Buna karşılık bir AB diplomatı Harris’in zaferinin “[ortak borçlanmanın] öldüğünü söylemek için bu fikre karşı çıkanların eline daha fazla koz vereceğini” savundu.

AB’nin sermaye piyasaları birliğini eski başkan sağlayabilir

Benzer bir mantık Avrupa’nın tek pazarını uyumlulaştırma ve kötü durumdaki ekonomisini canlandırma yönündeki uzun süredir durmuş olan girişimleri için de geçerli.

Örneğin Draghi raporunda, ABD ve Çin’in daha da gerisine düşmekten kaçınmak için bloğun pazarlarını birleştirmesi ve sanayi kapasitesine büyük yatırımlar yapması gerektiğini savunuluyor.

Fakat AB pazarını, özellikle de finans sektörünü uyumlu hale getirecek reformlar, on yıllık müzakerelere rağmen hiçbir zaman ilerleme kaydedemedi.

Bu yetkililere göre Trump’ın yeni bir dönemi, isteksiz ülkeleri nihayet bankaları ve borsaları üzerinde ortak gözetimi kabul etmeye zorlayan bir katalizör olabilir.

Bir yetkili, “Draghi raporunu okumaktan Draghi raporunu uygulamaya nasıl geçersiniz? İşte bu noktada Trump işleri belli bir yöne doğru itebilir,” dedi. 

Ticaret konusunda Trump’ın geri dönüşü de aynı şekilde değişimin itici gücü olabilir ve bloğu Fransızların savunduğu daha korumacı bir yaklaşıma doğru itebilir.

Trump’ın dönüşü, Berlin’deki “Çin güvercinlerinin” direnişini kırabilir

Trump’ın dönüşüne sessizce karşı çıkmayan bir başka kitle de “Çin şahinleri.”

ABD’nin işaret ettiği siber güvenlik endişeleri nedeniyle birçok Avrupa ülkesinin Çinli telekom devi Huawei ile sözleşmelerini feshetmesine yol açan da Trump yönetiminin baskısıydı.

Özellikle Almanya, Pekin’in otomobil endüstrisine misilleme yapabileceği korkusuyla Huawei konusunda Çin ile karşı karşıya gelmekten kaçındı. Ülke bu yılın başlarında Huawei’yi ağlarından çıkarmayı kabul etti, fakat uygulama gününü beklenenden daha ileri bir tarihe erteledi.

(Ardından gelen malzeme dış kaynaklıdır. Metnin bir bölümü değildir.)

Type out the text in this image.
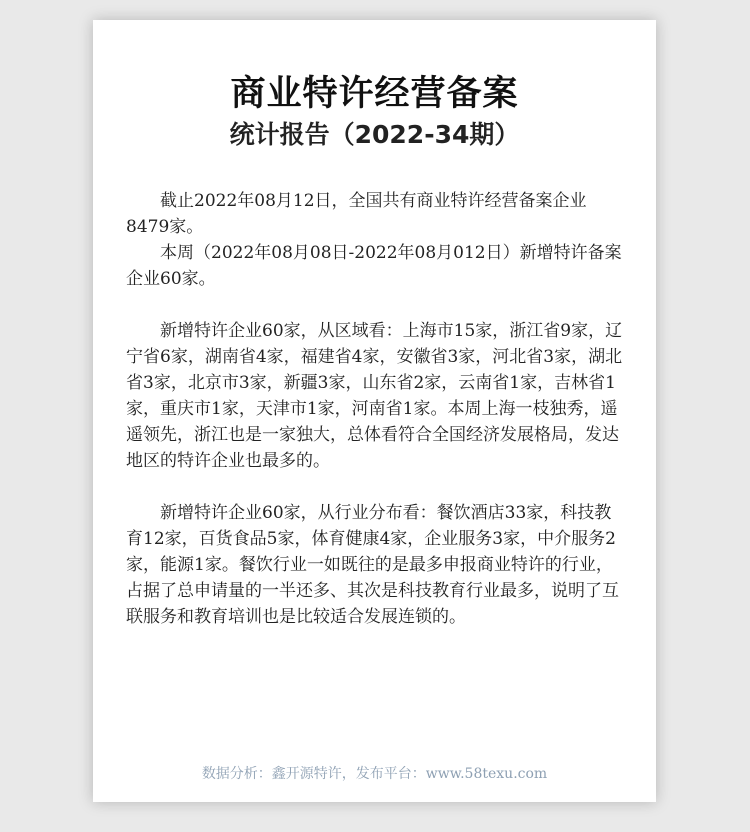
商业特许经营备案
统计报告（2022-34期）

截止2022年08月12日，全国共有商业特许经营备案企业8479家。

本周（2022年08月08日-2022年08月012日）新增特许备案企业60家。

新增特许企业60家，从区域看：上海市15家，浙江省9家，辽宁省6家，湖南省4家，福建省4家，安徽省3家，河北省3家，湖北省3家，北京市3家，新疆3家，山东省2家，云南省1家，吉林省1家，重庆市1家，天津市1家，河南省1家。本周上海一枝独秀，遥遥领先，浙江也是一家独大，总体看符合全国经济发展格局，发达地区的特许企业也最多的。

新增特许企业60家，从行业分布看：餐饮酒店33家，科技教育12家，百货食品5家，体育健康4家，企业服务3家，中介服务2家，能源1家。餐饮行业一如既往的是最多申报商业特许的行业，占据了总申请量的一半还多、其次是科技教育行业最多，说明了互联服务和教育培训也是比较适合发展连锁的。

数据分析：鑫开源特许，发布平台：www.58texu.com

Üst düzey bir AB yetkilisi “[Avrupa Komisyonu Başkanı Ursula] von der Leyen açıkça Çin’e karşı daha sert bir yaklaşım istiyor fakat başta Almanya olmak üzere tereddütlü üye devletlerin direnciyle karşılaşıyor. Başka bir Trump yönetiminden gelecek küçük bir baskı ona zarar vermekten ziyade yardımcı olacaktır,” iddiasında bulundu.